In case you haven't heard, the year 2012 is getting a lot of attention these days, due in large part to the ancient Mayan calendar. The Mayan calendar comes to an end on December 21,2012, and this abrupt ending has been interpreted widely as a potential Doomsday or Apocalypse or, at the very least, a paradigm shift (whatever that means in this context). Lots of theorists have come forward to tie it to their favorite concept, from psychic evolution to the "end of civilization as we know it." Of course, Hollywood has made a new disaster movie on the subject, which will be released in November (Title? 2012, obviously). And, just as naturally, a flurry of books is being published on the topic as well. The library has the following selections, which should meet most anyone's personal preferences.
According to Publishers Weekly, Apocalypse 2012: An investigation into civilization's end by Laurence E. Joseph has less "kookery" and is a "reasonably straightforward guide to the theory." However, they say that right after saying "he comes off as exactly the sort of crackpot he claims to eschew." Personally, I don't think there is any such word as "kookery," and it sounds as if Joseph doesn't really handle the actual facts and science very well, connecting things that don't, actually, link up at all. However, he presents the various ideas clearly and he does it with humor, which can make anything more palatable. Accordingly, it may be one of the better books available.
The mystery of 2012: predictions, prophecies & possibilities is a collection of essays by a whole spectrum of New Age writers. Only a small portion of the book deals with the Mayan calendar: other sections address astrology, psychic phenomenon, magnetic field shifts, evolution of the human species, and further topics.

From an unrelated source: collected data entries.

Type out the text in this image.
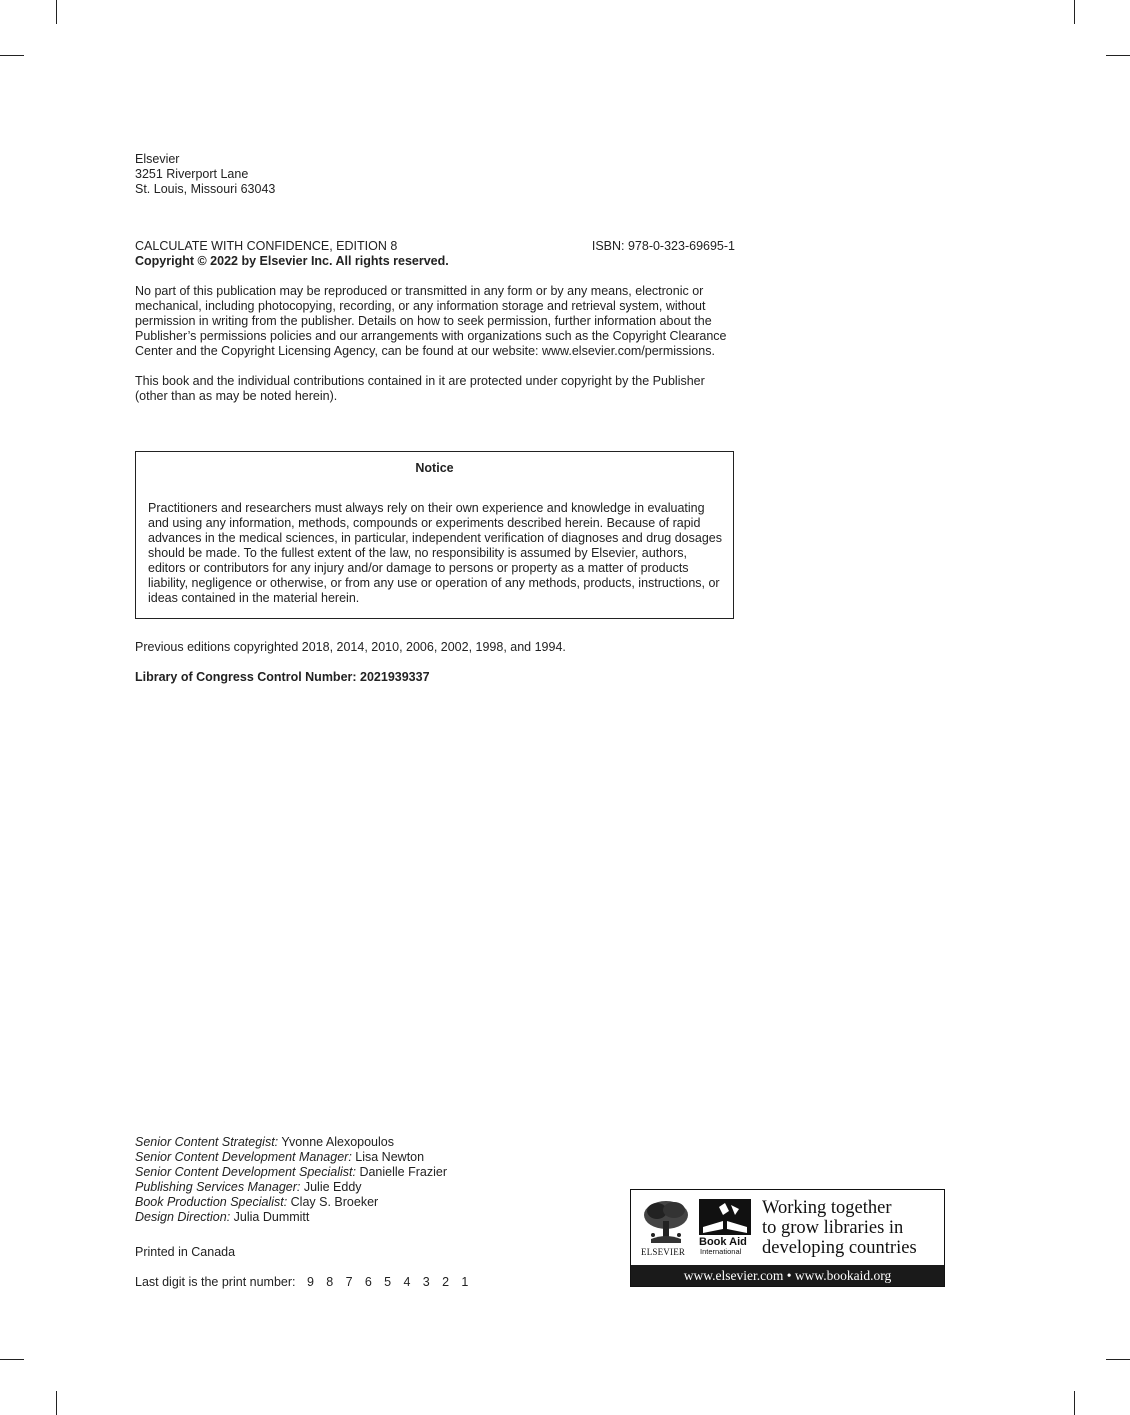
Elsevier
3251 Riverport Lane
St. Louis, Missouri 63043
CALCULATE WITH CONFIDENCE, EDITION 8	ISBN: 978-0-323-69695-1
Copyright © 2022 by Elsevier Inc. All rights reserved.
No part of this publication may be reproduced or transmitted in any form or by any means, electronic or mechanical, including photocopying, recording, or any information storage and retrieval system, without permission in writing from the publisher. Details on how to seek permission, further information about the Publisher’s permissions policies and our arrangements with organizations such as the Copyright Clearance Center and the Copyright Licensing Agency, can be found at our website: www.elsevier.com/permissions.
This book and the individual contributions contained in it are protected under copyright by the Publisher (other than as may be noted herein).
Notice
Practitioners and researchers must always rely on their own experience and knowledge in evaluating and using any information, methods, compounds or experiments described herein. Because of rapid advances in the medical sciences, in particular, independent verification of diagnoses and drug dosages should be made. To the fullest extent of the law, no responsibility is assumed by Elsevier, authors, editors or contributors for any injury and/or damage to persons or property as a matter of products liability, negligence or otherwise, or from any use or operation of any methods, products, instructions, or ideas contained in the material herein.
Previous editions copyrighted 2018, 2014, 2010, 2006, 2002, 1998, and 1994.
Library of Congress Control Number: 2021939337
Senior Content Strategist: Yvonne Alexopoulos
Senior Content Development Manager: Lisa Newton
Senior Content Development Specialist: Danielle Frazier
Publishing Services Manager: Julie Eddy
Book Production Specialist: Clay S. Broeker
Design Direction: Julia Dummitt
Printed in Canada
Last digit is the print number: 9 8 7 6 5 4 3 2 1
ELSEVIER
Book Aid
International
Working together
to grow libraries in
developing countries
www.elsevier.com • www.bookaid.org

A reviewer says, "I admit it. I love a good crop circle. And there are plenty of them here along with all kinds of hippy dippy stuff." The reviewer is talking about the book 2012: the return of Quetzalcoatl by Daniel Pinchbeck. Pinchbeck is a well-known author of an autobiography on psychedelic drug use, and this book fits right in with all the others. Less about Mayan prophecies than his own experiences, this book might not be the most useful on the topic--especially for women, since, apparently, he hates us.
For a nice overview, we have ordered the Complete Idiot's Guide to 2012 by Synthia and Colin Andrews. This couple is expert in this field, and they give a thorough survey of the Mayan calendar issue and what its potentialities really are. The Andrews point out where the extremes are, for those who want to go there and for those who don't. One reviewer complained that it was "only" about the Mayan calendar--well, then, that's the book for me, since the 2012 furor is primarily caused by the Mayan prediction of world's end.
All of these materials are popular and usually checked out--we recommend that you place requests for them, to ensure that you get the opportunity to look at them before 2012 actually arrives.